We hope you’ll download the white paper and give us your feedback. Please remember it is not a substitute for professional advice, and you are responsible for ensuring the information you report on your tax return is accurate.

6 comments on “Calculating your adjusted cost base with ETFs

  1. Hi Dan, loved your white paper. I have been calculating my ACB myself using the RCA 4169 as reference. I re-did my ACBs using your paper as a guideline. In step 6 (reinvested capital gains distributions) – shouldn't the total number match box 21 from the T-3? Is it necessary to input from CDS charts if I know what my totals are for an individual ETF? Same for the step 7 (input Return of Capital), I have a detailed breakdown from TD Waterhouse, so to simplify could I just put in the total ROC instead of inputing the monthly calculations? Thanks for your help!


  2. Like Keen, I appreciated the article and have been an user for a long time. Really liked all the case-by-case details on how to use it, and the link to CDS charts for the fund/ETF month by month distribution breakdown.

    We too have ROC and reinvested capital gains distributions reported from our six-figure CDZ account. Like Keen's case, doing twelve individual monthly ROC entries makes no sense when the total ROC amounts to $0.78!

    For the 2012 reinvested total of more than $4K, because the units held have changed with the DRIP, then I'd guess that the monthly calculations would be important.

    But RBC Direct Investing just posted a total dollar amount for 2012, so if they have considered holdings on a monthly basis, maybe the total amount will agree – have to do that to find out for sure, but more importantly, if you have sold any units during the past year, then the correct ACB would have to include individual postings to the ACB, right?


  3. And what good does it do to see these in late April, reflecting 2012 distributions when you need to file taxes in the same month (or already have filed before the brokerage account updates to ACB)?

    What a mess, unless there has been no sales last year needing ACB values.

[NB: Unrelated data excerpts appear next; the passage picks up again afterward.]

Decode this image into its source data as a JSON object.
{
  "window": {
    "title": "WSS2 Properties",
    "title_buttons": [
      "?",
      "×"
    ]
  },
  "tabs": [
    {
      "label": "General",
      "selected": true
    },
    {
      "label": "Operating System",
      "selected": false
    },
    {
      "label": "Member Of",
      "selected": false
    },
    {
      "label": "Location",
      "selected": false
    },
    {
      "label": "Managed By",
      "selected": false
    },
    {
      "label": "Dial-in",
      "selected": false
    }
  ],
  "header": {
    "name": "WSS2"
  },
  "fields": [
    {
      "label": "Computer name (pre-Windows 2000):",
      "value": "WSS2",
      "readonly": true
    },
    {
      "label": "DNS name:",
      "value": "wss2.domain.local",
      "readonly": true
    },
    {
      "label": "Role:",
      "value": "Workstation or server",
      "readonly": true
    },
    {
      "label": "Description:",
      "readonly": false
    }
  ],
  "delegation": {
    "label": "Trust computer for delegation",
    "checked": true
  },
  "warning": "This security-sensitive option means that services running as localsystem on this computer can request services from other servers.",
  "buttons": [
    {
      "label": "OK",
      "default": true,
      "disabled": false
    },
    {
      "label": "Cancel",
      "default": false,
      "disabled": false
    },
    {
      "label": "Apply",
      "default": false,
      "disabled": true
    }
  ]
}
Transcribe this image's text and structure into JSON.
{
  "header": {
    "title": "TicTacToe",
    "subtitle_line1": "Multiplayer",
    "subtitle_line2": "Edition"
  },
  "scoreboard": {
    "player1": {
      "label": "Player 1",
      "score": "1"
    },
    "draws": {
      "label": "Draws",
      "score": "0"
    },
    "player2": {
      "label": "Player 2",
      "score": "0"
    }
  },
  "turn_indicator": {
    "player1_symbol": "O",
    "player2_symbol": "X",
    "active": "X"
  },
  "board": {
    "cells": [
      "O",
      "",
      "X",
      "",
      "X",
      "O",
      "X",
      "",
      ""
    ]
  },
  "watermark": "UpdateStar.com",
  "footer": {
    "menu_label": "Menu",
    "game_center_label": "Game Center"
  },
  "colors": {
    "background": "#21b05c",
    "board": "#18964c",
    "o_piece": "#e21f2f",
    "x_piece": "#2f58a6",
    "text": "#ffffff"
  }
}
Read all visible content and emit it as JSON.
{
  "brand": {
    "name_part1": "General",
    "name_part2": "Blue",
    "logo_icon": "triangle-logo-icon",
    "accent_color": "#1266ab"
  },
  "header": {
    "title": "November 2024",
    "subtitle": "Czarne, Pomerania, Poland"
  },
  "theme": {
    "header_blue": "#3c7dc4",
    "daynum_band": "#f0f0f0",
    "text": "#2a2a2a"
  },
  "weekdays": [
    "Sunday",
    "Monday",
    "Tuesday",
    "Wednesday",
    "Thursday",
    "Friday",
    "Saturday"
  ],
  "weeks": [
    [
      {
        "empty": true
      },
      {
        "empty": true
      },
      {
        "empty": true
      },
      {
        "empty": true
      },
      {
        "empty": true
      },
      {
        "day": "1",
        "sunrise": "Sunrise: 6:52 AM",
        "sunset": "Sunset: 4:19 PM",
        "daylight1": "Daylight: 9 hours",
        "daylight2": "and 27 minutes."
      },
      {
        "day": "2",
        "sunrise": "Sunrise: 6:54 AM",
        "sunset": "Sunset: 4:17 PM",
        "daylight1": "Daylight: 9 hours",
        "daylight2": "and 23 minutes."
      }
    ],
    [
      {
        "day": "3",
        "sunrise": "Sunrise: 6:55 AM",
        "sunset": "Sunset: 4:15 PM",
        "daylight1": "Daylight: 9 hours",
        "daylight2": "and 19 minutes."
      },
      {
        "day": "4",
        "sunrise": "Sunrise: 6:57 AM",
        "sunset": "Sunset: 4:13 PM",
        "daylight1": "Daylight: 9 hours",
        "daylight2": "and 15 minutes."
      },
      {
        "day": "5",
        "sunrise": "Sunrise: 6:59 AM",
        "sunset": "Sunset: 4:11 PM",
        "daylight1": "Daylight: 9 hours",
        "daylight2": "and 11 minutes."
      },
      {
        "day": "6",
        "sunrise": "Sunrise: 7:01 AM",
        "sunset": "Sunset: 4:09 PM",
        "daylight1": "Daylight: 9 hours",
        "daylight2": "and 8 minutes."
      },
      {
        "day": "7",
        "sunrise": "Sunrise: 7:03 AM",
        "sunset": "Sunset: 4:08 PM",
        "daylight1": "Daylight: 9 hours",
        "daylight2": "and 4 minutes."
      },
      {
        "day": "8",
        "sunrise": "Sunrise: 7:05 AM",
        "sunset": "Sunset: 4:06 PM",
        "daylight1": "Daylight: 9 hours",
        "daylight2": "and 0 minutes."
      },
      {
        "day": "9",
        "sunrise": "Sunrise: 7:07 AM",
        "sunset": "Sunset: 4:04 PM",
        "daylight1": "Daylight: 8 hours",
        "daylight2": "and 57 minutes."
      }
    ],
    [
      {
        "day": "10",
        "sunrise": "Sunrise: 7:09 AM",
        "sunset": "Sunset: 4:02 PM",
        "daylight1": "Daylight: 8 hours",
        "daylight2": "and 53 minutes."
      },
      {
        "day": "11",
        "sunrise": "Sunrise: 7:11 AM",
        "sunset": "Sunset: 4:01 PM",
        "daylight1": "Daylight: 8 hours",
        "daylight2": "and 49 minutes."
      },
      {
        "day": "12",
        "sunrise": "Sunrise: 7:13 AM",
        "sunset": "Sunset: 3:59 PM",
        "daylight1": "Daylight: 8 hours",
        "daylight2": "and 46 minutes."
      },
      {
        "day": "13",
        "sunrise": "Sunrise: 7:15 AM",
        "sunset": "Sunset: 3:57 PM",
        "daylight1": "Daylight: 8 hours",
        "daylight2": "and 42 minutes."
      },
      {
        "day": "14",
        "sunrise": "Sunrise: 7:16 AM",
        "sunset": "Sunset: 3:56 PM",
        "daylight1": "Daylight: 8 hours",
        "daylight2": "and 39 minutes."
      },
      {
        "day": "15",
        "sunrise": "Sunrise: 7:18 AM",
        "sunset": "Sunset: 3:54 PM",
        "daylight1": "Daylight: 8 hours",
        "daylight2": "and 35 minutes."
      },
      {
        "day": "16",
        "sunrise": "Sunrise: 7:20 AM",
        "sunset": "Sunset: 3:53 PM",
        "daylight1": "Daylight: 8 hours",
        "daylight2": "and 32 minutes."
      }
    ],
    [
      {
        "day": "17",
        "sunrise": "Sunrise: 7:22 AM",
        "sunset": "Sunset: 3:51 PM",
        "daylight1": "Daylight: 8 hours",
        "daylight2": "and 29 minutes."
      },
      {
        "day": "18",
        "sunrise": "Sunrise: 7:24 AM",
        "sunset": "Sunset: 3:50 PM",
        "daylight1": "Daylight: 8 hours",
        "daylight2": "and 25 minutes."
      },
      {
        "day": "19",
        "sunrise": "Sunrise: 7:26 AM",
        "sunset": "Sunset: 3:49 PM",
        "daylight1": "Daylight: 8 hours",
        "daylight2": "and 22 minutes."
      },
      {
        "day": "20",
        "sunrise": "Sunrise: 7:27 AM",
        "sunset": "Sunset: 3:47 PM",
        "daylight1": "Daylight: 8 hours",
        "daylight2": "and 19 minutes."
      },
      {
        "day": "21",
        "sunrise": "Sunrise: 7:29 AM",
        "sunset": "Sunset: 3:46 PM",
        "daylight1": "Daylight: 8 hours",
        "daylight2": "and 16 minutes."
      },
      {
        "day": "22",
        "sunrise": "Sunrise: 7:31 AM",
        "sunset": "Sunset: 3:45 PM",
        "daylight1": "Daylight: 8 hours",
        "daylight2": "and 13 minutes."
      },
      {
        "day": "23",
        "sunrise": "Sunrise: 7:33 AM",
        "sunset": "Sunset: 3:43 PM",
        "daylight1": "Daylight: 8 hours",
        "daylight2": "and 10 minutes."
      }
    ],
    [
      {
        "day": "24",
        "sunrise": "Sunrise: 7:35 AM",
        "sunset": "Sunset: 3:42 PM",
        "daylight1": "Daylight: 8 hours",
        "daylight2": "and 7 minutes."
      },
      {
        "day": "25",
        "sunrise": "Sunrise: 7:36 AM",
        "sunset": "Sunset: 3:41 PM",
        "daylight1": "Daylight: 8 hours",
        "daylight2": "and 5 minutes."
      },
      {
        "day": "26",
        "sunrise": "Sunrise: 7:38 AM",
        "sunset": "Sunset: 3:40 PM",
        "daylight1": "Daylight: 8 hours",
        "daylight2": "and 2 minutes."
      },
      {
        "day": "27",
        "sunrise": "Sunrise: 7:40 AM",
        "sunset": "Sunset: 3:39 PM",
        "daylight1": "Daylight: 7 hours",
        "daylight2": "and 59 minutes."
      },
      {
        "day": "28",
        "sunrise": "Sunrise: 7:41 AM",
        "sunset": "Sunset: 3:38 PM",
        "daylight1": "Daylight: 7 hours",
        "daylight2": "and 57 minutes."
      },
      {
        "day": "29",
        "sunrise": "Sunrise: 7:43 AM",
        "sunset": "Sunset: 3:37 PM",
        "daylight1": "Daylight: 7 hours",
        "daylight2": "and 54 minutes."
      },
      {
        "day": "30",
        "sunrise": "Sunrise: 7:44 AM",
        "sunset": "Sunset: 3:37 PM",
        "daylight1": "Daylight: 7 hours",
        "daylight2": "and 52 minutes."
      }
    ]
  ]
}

In my case, I have no liquidated units, so doing it monthly via CDS ROC isn't important, but like Keen, we'd like to know how to handle it.

    And in another registered account with CDZ, I still maintain my own ACB data, whether or not there is tax liability, and at Questrade I never saw any ACB adjustments in the past. Now at RBC DI, I'd like to tell them the corrected ACB for this holding, so I'll go through the CDS charts to do so.

    Like TD, you have to ask for a manual change in registered accounts, even though TD let's you do it yourself on non-registered ones — at your own peril, i guess.

    Nevertheless, a hugely beneficial white paper from Justin and Dan.


  4. Hi Dan,
    Do you have any expertise on the US listed Vanguard ETFs (like VTI)? MY T5 only has the Foreign Income and Foreign tax paid boxes filled in. On this distributions paid, there isn’t much information except for the Realized capital gain/loss section – does this apply to Canadian tax filers, and if so, what do I do with it?


    • Also, has there ever been return of capital for these funds (VTI/VWO/VEA etc)?


      • @trout: Take a look at

        Also, can anyone think of investments where ACB tracking is extremely simple (i.e. only purchases and sales)?
        My current solution for my non-registered account is to use Horizon swap ETFs, XHT and HXS.
        I also like GICs for the ease of calculating taxable income.
        I’ve also considered buying Berkshire Hathaway stock as AFAIK it never has distributions.

        Does anyone known if TD e-funds have ROC or other “phantom distributions” that would make calculating ACB burdensome?